Uniform expectations are explicit and traditional, and families should read the current uniform list carefully before committing, particularly around permitted items and what the school expects day-to-day.
This is an independent school with tuition fees. The most recent official published fee information located for this review is not a 2025 to 2026 fee schedule. The February 2024 Ofsted report lists annual day fees in the range £3,500 to £4,000 at the time of that inspection, and the school’s 2024 to 2025 parent information booklet sets out a year-group fee structure including examination-related charges for Year 10.
Because a verified 2025 to 2026 fee table was not found in the official materials accessed for this review, parents should treat current fees, payment schedules, and any reductions or support as a confirm-at-source item directly with the school, ideally in writing, before making decisions.
Inspection trajectory and consistency. The school has a recent improvement story, but parents should ask how leaders check that curriculum changes and teaching expectations are consistent across subjects and year groups, not only in a few areas.
A long and distinctive day structure. The timetable includes morning Quranic and Islamic studies elements and later finishes on most weekdays. This suits some students well, but it changes the rhythm of homework, clubs, and family logistics.
Limited published destinations evidence. With no sixth form and no detailed destinations breakdown in reviewed materials, families should ask for clear careers guidance examples and post-16 support.
Small-school experience. A small roll can mean closer relationships and clearer routines, but it can also mean narrower subject staffing and fewer peer-group options. It is worth asking about class sizes, sets, and how option blocks are built at Key Stage 4.
This is a faith-informed, independent day school with a highly structured routine and a curriculum model that blends GCSE study with a substantial Islamic studies and Hifz component. The recent inspection record indicates that leadership has made concrete improvements since early 2024, with continued importance on embedding consistency. Best suited to families who actively want the school’s ethos and day structure, and whose child benefits from clear boundaries, strong routines, and a smaller setting.
It is a school with a clear ethos and a strong focus on routines, conduct, and structured learning, and it has an active improvement trajectory. The most recent standard inspection in February 2024 judged the school as Requires improvement, and a progress monitoring inspection in October 2024 reported that the independent school standards checked at that visit were met.
The school is independent and charges fees. The most recent official published figures located for this review were not a 2025 to 2026 schedule.
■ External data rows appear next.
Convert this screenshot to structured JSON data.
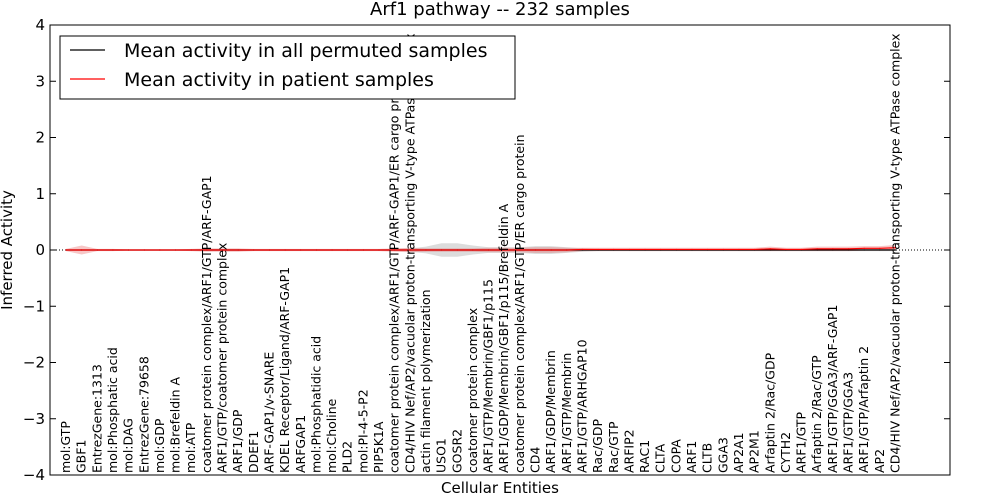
{
  "chart_data": {
    "type": "line",
    "title": "Arf1 pathway -- 232 samples",
    "xlabel": "Cellular Entities",
    "ylabel": "Inferred Activity",
    "ylim": [
      -4,
      4
    ],
    "yticks": [
      "−4",
      "−3",
      "−2",
      "−1",
      "0",
      "1",
      "2",
      "3",
      "4"
    ],
    "categories": [
      "mol:GTP",
      "GBF1",
      "EntrezGene:1313",
      "mol:Phosphatic acid",
      "mol:DAG",
      "EntrezGene:79658",
      "mol:GDP",
      "mol:Brefeldin A",
      "mol:ATP",
      "coatomer protein complex/ARF1/GTP/ARF-GAP1",
      "ARF1/GTP/coatomer protein complex",
      "ARF1/GDP",
      "DDEF1",
      "ARF-GAP1/v-SNARE",
      "KDEL Receptor/Ligand/ARF-GAP1",
      "ARFGAP1",
      "mol:Phosphatidic acid",
      "mol:Choline",
      "PLD2",
      "mol:PI-4-5-P2",
      "PIP5K1A",
      "coatomer protein complex/ARF1/GTP/ARF-GAP1/ER cargo protein",
      "CD4/HIV Nef/AP2/vacuolar proton-transporting V-type ATPase complex",
      "actin filament polymerization",
      "USO1",
      "GOSR2",
      "coatomer protein complex",
      "ARF1/GTP/Membrin/GBF1/p115",
      "ARF1/GDP/Membrin/GBF1/p115/Brefeldin A",
      "coatomer protein complex/ARF1/GTP/ER cargo protein",
      "CD4",
      "ARF1/GDP/Membrin",
      "ARF1/GTP/Membrin",
      "ARF1/GTP/ARHGAP10",
      "Rac/GDP",
      "Rac/GTP",
      "ARFIP2",
      "RAC1",
      "CLTA",
      "COPA",
      "ARF1",
      "CLTB",
      "GGA3",
      "AP2A1",
      "AP2M1",
      "Arfaptin 2/Rac/GDP",
      "CYTH2",
      "ARF1/GTP",
      "Arfaptin 2/Rac/GTP",
      "ARF1/GTP/GGA3/ARF-GAP1",
      "ARF1/GTP/GGA3",
      "ARF1/GTP/Arfaptin 2",
      "AP2",
      "CD4/HIV Nef/AP2/vacuolar proton-transporting V-type ATPase complex"
    ],
    "series": [
      {
        "name": "Mean activity in all permuted samples",
        "color": "#000000",
        "values": [
          0,
          0,
          0,
          0,
          0,
          0,
          0,
          0,
          0,
          0,
          0,
          0,
          0,
          0,
          0,
          0,
          0,
          0,
          0,
          0,
          0,
          0,
          0,
          0,
          0,
          0,
          0,
          0,
          0,
          0,
          0,
          0,
          0,
          0,
          0,
          0,
          0,
          0,
          0,
          0,
          0,
          0,
          0,
          0,
          0,
          0,
          0,
          0,
          0,
          0,
          0,
          0,
          0,
          0
        ],
        "spread": [
          0.01,
          0.01,
          0.01,
          0.01,
          0.01,
          0.01,
          0.01,
          0.01,
          0.01,
          0.02,
          0.02,
          0.02,
          0.01,
          0.01,
          0.01,
          0.01,
          0.01,
          0.01,
          0.01,
          0.01,
          0.01,
          0.02,
          0.03,
          0.06,
          0.12,
          0.12,
          0.08,
          0.05,
          0.05,
          0.05,
          0.07,
          0.07,
          0.05,
          0.03,
          0.02,
          0.02,
          0.02,
          0.02,
          0.02,
          0.02,
          0.02,
          0.02,
          0.02,
          0.02,
          0.02,
          0.02,
          0.02,
          0.02,
          0.02,
          0.02,
          0.02,
          0.02,
          0.02,
          0.02
        ]
      },
      {
        "name": "Mean activity in patient samples",
        "color": "#ff0000",
        "values": [
          0,
          0,
          0,
          0,
          0,
          0,
          0,
          0,
          0,
          0,
          0,
          0,
          0,
          0,
          0,
          0,
          0,
          0,
          0,
          0,
          0,
          0,
          0,
          0,
          0,
          0,
          0,
          0,
          0,
          0,
          0,
          0,
          0,
          0.01,
          0.01,
          0.01,
          0.01,
          0.01,
          0.01,
          0.01,
          0.01,
          0.01,
          0.01,
          0.01,
          0.01,
          0.02,
          0.01,
          0.01,
          0.02,
          0.02,
          0.02,
          0.03,
          0.03,
          0.04
        ],
        "spread": [
          0.02,
          0.08,
          0.02,
          0.02,
          0.01,
          0.01,
          0.01,
          0.01,
          0.02,
          0.03,
          0.03,
          0.03,
          0.02,
          0.02,
          0.02,
          0.02,
          0.02,
          0.02,
          0.02,
          0.02,
          0.02,
          0.03,
          0.04,
          0.03,
          0.03,
          0.03,
          0.03,
          0.04,
          0.04,
          0.04,
          0.05,
          0.05,
          0.04,
          0.03,
          0.03,
          0.03,
          0.03,
          0.03,
          0.03,
          0.03,
          0.03,
          0.03,
          0.03,
          0.03,
          0.03,
          0.04,
          0.03,
          0.03,
          0.04,
          0.04,
          0.04,
          0.04,
          0.04,
          0.05
        ]
      }
    ],
    "baseline": 0,
    "legend": "top-left",
    "grid": false
  }
}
The February 2024 Ofsted report lists annual day fees in the range £3,500 to £4,000 at that time, and the 2024 to 2025 parent information booklet includes a year-group fee structure. Parents should confirm the current 2025 to 2026 fees directly with the school.
Year 7 is the main entry point, with places described as limited and organised into three forms. Applicants sit entrance tests in mathematics and English, and those who do well are invited to interview with parents, subject to places remaining. The school advises applying by 31 October for September entry.
The school’s Attainment 8 score is 50.4, and it ranks 1,875th in England for GCSE outcomes in the FindMySchool ranking based on official data. In Walsall, it ranks 8th in the local area.
The English department describes a Reading club and a Debating club, and it references theatre trips linked to set texts plus an in-school seminar run by a professional poet. The school’s galleries also show educational visits such as RAF Cosford, Warwick Castle, and Jodrell Bank Discovery Centre.